Today, Team Gameosity is putting some time towards our degrees in the Dark Arts by doing a Kickstarter preview for Studies in Sorcery – a game of set collection, card drafting, and necro-alchemy!
This prototype copy of Studies in Sorcery was provided to us for our consideration and possible preview. We reserve the right to request a finished copy of all games we preview, but aren’t otherwise compensated.
In Studies in Sorcery, you and your opponents take on the roles of students at the Academy of the Dark Arts. It’s your last semester and everyone is vying for the title of Valedictorian by finishing their master theses in Alchemy, Sorcery, and Reanimation. Whoever earns the most credits for their projects wins!
Studies in Sorcery is played over 16 rounds which are depicted as weeks of a semester on the Moon track. At the beginning of the game everyone will start with a research grant, 1 project card, and 1 thesis card which is your secret objective. Each turn you must take 1 action, which could be starting a project, digging for new materials, cram, or making progress on your projects.
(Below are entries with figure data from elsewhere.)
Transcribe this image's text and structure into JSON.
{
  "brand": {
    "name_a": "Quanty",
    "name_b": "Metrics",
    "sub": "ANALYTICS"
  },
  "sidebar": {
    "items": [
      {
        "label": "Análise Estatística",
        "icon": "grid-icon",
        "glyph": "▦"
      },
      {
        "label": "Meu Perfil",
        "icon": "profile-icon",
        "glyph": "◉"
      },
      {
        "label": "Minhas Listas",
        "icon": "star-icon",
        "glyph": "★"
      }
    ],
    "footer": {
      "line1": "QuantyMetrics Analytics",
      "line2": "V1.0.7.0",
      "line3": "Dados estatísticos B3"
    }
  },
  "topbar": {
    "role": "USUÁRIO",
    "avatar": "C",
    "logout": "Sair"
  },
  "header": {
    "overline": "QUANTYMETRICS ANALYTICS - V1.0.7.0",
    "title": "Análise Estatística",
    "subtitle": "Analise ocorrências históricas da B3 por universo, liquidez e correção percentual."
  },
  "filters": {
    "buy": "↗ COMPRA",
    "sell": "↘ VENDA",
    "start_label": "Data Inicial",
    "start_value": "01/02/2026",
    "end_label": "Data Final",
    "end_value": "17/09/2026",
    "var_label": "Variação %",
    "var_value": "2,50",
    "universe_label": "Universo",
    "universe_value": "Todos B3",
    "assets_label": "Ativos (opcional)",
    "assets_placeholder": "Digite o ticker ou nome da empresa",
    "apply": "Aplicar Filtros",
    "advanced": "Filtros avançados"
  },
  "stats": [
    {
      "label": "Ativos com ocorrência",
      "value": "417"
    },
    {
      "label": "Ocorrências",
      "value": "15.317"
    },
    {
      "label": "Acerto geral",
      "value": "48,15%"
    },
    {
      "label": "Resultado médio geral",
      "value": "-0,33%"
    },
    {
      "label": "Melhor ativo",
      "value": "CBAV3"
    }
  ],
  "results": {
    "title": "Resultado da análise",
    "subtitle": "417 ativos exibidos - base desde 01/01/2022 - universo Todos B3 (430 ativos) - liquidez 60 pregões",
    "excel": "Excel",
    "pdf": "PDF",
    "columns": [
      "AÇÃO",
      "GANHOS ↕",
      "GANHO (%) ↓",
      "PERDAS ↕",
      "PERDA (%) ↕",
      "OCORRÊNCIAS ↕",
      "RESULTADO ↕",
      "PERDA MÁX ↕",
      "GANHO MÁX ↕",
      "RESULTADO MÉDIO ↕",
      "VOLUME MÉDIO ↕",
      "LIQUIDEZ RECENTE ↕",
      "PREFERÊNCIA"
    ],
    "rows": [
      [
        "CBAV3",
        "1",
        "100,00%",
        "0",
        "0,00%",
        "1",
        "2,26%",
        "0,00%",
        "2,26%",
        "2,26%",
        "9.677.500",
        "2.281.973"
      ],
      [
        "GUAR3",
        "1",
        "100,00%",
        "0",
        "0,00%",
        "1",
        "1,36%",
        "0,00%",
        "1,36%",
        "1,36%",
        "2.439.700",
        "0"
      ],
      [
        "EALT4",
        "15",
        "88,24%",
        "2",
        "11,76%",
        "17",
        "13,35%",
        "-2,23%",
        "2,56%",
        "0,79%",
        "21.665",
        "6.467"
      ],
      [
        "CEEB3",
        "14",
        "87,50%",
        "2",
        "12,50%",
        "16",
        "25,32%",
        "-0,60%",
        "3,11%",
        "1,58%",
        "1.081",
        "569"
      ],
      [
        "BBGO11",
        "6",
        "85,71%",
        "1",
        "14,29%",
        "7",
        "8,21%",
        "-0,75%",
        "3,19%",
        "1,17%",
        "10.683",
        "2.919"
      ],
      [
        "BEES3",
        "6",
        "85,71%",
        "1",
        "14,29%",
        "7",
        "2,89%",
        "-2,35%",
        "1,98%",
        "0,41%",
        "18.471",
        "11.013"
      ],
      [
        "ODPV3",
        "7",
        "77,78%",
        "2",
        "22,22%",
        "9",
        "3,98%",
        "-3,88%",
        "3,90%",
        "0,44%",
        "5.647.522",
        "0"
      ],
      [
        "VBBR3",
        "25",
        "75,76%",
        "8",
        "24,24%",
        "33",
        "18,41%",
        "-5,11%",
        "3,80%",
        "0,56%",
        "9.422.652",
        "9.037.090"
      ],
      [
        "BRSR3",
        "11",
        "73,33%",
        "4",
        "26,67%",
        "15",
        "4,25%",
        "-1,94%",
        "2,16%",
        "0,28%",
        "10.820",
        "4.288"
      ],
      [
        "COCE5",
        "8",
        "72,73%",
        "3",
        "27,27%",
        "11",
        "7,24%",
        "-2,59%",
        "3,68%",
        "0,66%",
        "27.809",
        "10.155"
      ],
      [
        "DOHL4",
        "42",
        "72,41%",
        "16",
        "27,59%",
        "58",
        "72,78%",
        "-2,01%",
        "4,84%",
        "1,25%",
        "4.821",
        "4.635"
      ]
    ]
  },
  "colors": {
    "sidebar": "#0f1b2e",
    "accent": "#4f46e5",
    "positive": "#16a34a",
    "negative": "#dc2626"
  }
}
You can purchase a project using your research grant or any number of materials whose value adds up to the project you are purchasing. You can purchase as much as you like from the display, but be careful because those materials you are spending are the same ones you might need to finish your projects!
Each project will have requirements that you can use materials to fulfill. To get new materials cards you must dig which means that you will flip over the first grave card. Then you must decide if you are going to take that card or try the next grave. If you pass on a grave pile, you must add a new card from the grave deck to the pile you left behind, meaning future digs at that pile will have more cards available. If you pass on all the piles you can either take the top card of the grave deck or a Candle or Vial card from the market.
Time is limited in Studies in Sorcery and you’ll want to finish as many projects as possible, but while all projects give you points, some also give you access to unique abilities and extra materials! If you have completed projects with the action icon on them, you can use your action for the turn to activate them. These actions can do things like allow you to take additional turns, take extra materials, commit extra cards to projects, or remove negative points from projects. There are also projects that give you bonus points for other projects that you or your neighbor complete.
While both our chosen strategies felt viable when we were playing, the fact is that the more abilities you gather in Studies in Sorcery, the less the randomness of the card draws affects you – and there is a lot of randomness here, to be fair. The ingredients you draw from digging are random, as are the available projects, so you might have your shadowy heart set on completing a specific set, only to find that those projects just aren’t coming up for grabs. And this may bother some of you more than others, but there is very little interaction, meaning that when someone starts to gain an advantage and pull away from the pack, there’s nothing you can really do about it aside from just try to win harder.
All in all, though, we had fun with Studies in Sorcery. While the randomness sometimes left us spinning our wheels a bit, when we treated it more as an engine building exercise and less like a point grab, we found the gameplay to be easy to engage and pretty fun. Even though it’s a protoype, we already love the artwork and can’t wait to see what the finished product looks and plays like!